The news stories appear daily: gas prices inch up from previous record-breaking highs; food costs soar and shortages spread in much of the world. When combined with the souring housing market, it’s no wonder that so many Americans are pessimistic about the country’s economic future.
These economic reports reflect a glass-half-empty mentality. After all, March’s 5.1 percent unemployment rate is still low by historical standards, and the current economic slowdown comes after six years of uninterrupted growth, which means the economy remains bigger than at any other time in history. Yet that doesn’t mean that Americans shouldn’t worry about our economic future. One real cause for concern should be the policies opportunistic politicians will pass in a rush to “solve” current economic challenges.
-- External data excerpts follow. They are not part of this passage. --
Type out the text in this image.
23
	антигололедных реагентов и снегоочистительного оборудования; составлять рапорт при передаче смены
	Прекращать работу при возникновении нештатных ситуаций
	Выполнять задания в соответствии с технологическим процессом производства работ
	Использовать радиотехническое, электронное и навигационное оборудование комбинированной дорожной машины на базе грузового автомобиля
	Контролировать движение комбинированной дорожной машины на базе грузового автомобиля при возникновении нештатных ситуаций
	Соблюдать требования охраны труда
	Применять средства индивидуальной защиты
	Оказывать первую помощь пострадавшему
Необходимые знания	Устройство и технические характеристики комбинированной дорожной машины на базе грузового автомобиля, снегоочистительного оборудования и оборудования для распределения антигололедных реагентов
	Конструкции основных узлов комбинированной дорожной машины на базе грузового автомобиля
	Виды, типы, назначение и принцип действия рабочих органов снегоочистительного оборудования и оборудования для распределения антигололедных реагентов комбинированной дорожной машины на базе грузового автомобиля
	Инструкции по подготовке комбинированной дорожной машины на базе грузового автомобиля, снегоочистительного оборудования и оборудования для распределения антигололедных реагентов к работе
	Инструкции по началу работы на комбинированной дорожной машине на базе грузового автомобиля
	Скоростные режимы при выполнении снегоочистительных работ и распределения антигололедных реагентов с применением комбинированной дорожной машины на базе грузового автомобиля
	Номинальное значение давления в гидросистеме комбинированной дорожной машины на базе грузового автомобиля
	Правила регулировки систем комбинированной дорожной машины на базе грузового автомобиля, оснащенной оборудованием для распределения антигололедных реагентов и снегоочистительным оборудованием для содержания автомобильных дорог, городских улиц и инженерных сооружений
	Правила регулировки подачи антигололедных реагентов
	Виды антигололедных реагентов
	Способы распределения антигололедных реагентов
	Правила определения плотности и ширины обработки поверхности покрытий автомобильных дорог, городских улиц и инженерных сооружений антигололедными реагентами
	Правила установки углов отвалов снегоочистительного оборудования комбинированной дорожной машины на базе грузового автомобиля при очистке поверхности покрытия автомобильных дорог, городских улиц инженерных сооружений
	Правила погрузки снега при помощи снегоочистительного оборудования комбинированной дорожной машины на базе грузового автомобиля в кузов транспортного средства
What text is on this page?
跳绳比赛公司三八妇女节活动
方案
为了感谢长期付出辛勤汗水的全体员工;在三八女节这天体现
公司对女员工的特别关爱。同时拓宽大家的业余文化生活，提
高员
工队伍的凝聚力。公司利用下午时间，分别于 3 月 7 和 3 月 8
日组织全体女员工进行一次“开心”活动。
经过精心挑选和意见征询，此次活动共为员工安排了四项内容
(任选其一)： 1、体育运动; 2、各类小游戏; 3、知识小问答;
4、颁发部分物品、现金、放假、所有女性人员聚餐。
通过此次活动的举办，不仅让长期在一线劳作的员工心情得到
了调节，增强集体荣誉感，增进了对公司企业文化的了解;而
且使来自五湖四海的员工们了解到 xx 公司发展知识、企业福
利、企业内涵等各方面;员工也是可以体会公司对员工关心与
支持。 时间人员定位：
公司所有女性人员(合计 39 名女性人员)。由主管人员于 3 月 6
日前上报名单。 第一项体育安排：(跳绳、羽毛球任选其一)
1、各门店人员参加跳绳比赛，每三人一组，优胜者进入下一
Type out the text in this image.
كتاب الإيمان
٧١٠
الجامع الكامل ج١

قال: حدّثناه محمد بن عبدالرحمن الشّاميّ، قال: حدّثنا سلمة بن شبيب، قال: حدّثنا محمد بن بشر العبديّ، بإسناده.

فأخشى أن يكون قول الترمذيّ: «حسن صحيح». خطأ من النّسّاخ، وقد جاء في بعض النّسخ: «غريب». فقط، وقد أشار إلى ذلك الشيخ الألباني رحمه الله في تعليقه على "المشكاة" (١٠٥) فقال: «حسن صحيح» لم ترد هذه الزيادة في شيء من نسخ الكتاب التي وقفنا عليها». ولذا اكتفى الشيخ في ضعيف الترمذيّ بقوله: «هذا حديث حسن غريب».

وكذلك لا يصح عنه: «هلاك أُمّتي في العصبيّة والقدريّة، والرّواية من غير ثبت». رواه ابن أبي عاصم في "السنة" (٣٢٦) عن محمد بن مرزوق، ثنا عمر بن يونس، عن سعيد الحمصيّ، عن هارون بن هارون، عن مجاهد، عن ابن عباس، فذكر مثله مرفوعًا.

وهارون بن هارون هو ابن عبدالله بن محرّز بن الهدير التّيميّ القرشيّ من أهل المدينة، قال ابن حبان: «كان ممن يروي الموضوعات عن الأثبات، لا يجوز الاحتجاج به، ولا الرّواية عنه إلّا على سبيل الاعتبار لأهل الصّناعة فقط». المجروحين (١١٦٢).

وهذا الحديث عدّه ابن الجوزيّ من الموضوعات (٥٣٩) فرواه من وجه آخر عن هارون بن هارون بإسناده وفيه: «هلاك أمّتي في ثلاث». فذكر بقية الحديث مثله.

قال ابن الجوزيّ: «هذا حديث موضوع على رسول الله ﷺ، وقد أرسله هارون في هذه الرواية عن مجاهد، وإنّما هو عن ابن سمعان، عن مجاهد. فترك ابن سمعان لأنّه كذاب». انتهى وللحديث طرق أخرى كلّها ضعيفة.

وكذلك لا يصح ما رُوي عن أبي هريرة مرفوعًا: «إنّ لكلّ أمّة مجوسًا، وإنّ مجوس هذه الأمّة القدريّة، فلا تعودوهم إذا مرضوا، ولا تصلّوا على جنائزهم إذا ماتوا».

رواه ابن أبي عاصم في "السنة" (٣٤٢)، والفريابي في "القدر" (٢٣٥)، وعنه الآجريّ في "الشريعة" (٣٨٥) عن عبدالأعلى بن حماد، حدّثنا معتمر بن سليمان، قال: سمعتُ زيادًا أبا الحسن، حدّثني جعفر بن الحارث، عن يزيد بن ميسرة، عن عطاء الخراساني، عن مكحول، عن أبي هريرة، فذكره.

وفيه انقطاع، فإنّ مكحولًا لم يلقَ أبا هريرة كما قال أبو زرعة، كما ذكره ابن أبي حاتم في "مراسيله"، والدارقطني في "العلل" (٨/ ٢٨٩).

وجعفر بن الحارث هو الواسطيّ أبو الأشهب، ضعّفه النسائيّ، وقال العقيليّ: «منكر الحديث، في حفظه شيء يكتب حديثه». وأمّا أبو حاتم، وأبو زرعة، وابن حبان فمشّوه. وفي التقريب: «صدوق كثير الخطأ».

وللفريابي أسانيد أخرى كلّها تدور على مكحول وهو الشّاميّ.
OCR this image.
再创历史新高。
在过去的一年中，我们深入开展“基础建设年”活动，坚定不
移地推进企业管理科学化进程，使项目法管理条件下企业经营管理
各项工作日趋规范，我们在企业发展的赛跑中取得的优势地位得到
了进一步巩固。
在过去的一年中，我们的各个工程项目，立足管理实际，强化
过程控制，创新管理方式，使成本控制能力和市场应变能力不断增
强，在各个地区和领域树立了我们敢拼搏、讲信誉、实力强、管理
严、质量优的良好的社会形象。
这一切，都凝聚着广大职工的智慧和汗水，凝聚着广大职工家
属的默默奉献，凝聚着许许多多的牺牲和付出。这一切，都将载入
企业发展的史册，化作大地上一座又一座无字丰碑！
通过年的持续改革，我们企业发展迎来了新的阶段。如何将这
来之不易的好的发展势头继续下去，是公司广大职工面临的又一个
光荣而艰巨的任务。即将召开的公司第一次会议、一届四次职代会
Consider what’s being pushed by the House Majority in the name of addressing high gas prices. One piece of legislation being championed by Speaker Pelosi is the “Energy Price Gouging Act,” which would expand the federal government’s power to target anyone in the energy supply chain who “artificially inflates the price of energy.” Those found guilty would be subject to fines and possible jail time.
The Federal Trade Commission already has the power to investigate charges of price gouging, and numerous government studies have failed to find any wrongdoing. But this legislation and the threat of harsh penalties against business executive could have a real effect on the marketplace by discouraging companies from doing business.
Consider what this could mean after a big natural disaster. With access to the region disrupted, transportation becomes more costly and supplies are scarcer. In a free market, prices play an important role in ensuring that supply meets demand. Prices jump, sometimes precipitously, which signals suppliers, both domestic and international, that it’s worth making the extra investment to get their product to affected areas. High prices also encourage consumers to buy only what is necessary.
Legislation discouraging price adjustments would thwart this important process, which would deter suppliers from coming online, encourage overconsumption--even hording--in affected regions, and could result in shortages. One study examined this legislation’s potential impact during the 2005 hurricane season (which included hurricane Katrina) and found it would have imposed $1.9 billion in economic costs.